By María Eugenia Maurello
“My agenda was the performative structure,” says Gaspar Libedinsky. And in that reference, he not only retraces his beginnings as a juggler at the Buenos Aires traffic lights, but also shows the genesis of his interpellation to the urban territory, an operation that blurs the limits between the disciplines in his works Trained at the Architectural Association (AA) in London, although he worked in two of the most prominent studios in the world—Rem Koolhaas/OMA in Rotterdam and Diller Scofidio + Renfro in New York—Libedinsky only recently gained legitimacy in the art field when he obtained the Kuitca UTDT 2010-2011 scholarship. And he attracted attention with his productions characterized by observing the private and the public. This is demonstrated by the Monumento al hombre común built with recovered costumes of the Salvation Army, and the memorable Míster Trapo, where he deciphered the debated practice of the Buenos Aires “trapitos,” and from that he designed twelve classic garments made with mesh rags, floor rags, and dish towels.

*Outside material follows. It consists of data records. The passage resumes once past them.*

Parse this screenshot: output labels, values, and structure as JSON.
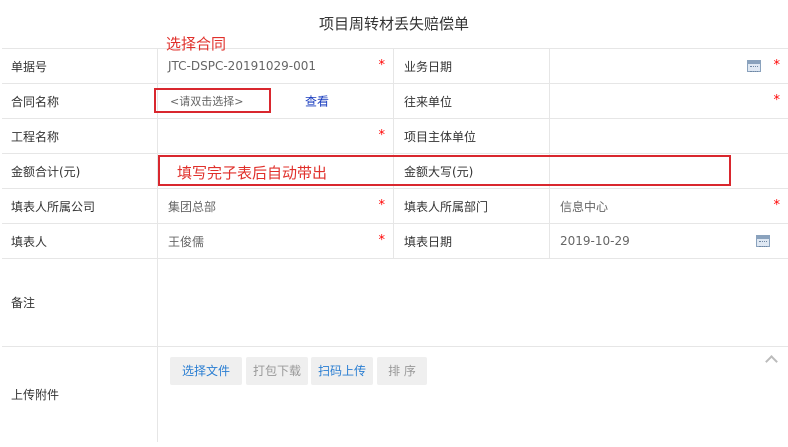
{
  "title": "项目周转材丢失赔偿单",
  "annotations": {
    "select_contract": "选择合同",
    "auto_fill": "填写完子表后自动带出"
  },
  "form": {
    "row1": {
      "label1": "单据号",
      "value1": "JTC-DSPC-20191029-001",
      "label2": "业务日期",
      "value2": ""
    },
    "row2": {
      "label1": "合同名称",
      "placeholder": "<请双击选择>",
      "view_link": "查看",
      "label2": "往来单位",
      "value2": ""
    },
    "row3": {
      "label1": "工程名称",
      "value1": "",
      "label2": "项目主体单位",
      "value2": ""
    },
    "row4": {
      "label1": "金额合计(元)",
      "value1": "",
      "label2": "金额大写(元)",
      "value2": ""
    },
    "row5": {
      "label1": "填表人所属公司",
      "value1": "集团总部",
      "label2": "填表人所属部门",
      "value2": "信息中心"
    },
    "row6": {
      "label1": "填表人",
      "value1": "王俊儒",
      "label2": "填表日期",
      "value2": "2019-10-29"
    },
    "remarks": {
      "label": "备注",
      "value": ""
    },
    "attachments": {
      "label": "上传附件",
      "buttons": [
        "选择文件",
        "打包下载",
        "扫码上传",
        "排 序"
      ]
    }
  },
  "required_mark": "*",
  "colors": {
    "required": "#ff0000",
    "annotation": "#e0302b",
    "link": "#1a3dbf",
    "button_blue": "#2a7ed2"
  },
  "icons": {
    "calendar": "calendar-icon",
    "collapse": "chevron-up-icon"
  }
}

Now, in the window of the Praxis gallery you can see Arrecife para vestir, an exhibition composed of textile developments that arise from the transposition to photographs that the author made of El origen de las especies – the installation made with multicolored brooms in 2018 – and which he then transmuted into graphic images of double symmetry, similar to those of the Rorschach test, and which, finally, he expressed by sublimation on five pieces of silk. The series includes a pajama—co-authored with Mamitek Vibradios and Elia Gasparolo—exposed on Arenales Street. “The important thing is the idea of a work to dress the space, which can suddenly be torn off to dress the body; you strip the wall, you get dirty and vice versa,” he suggests in dialogue with Ñ.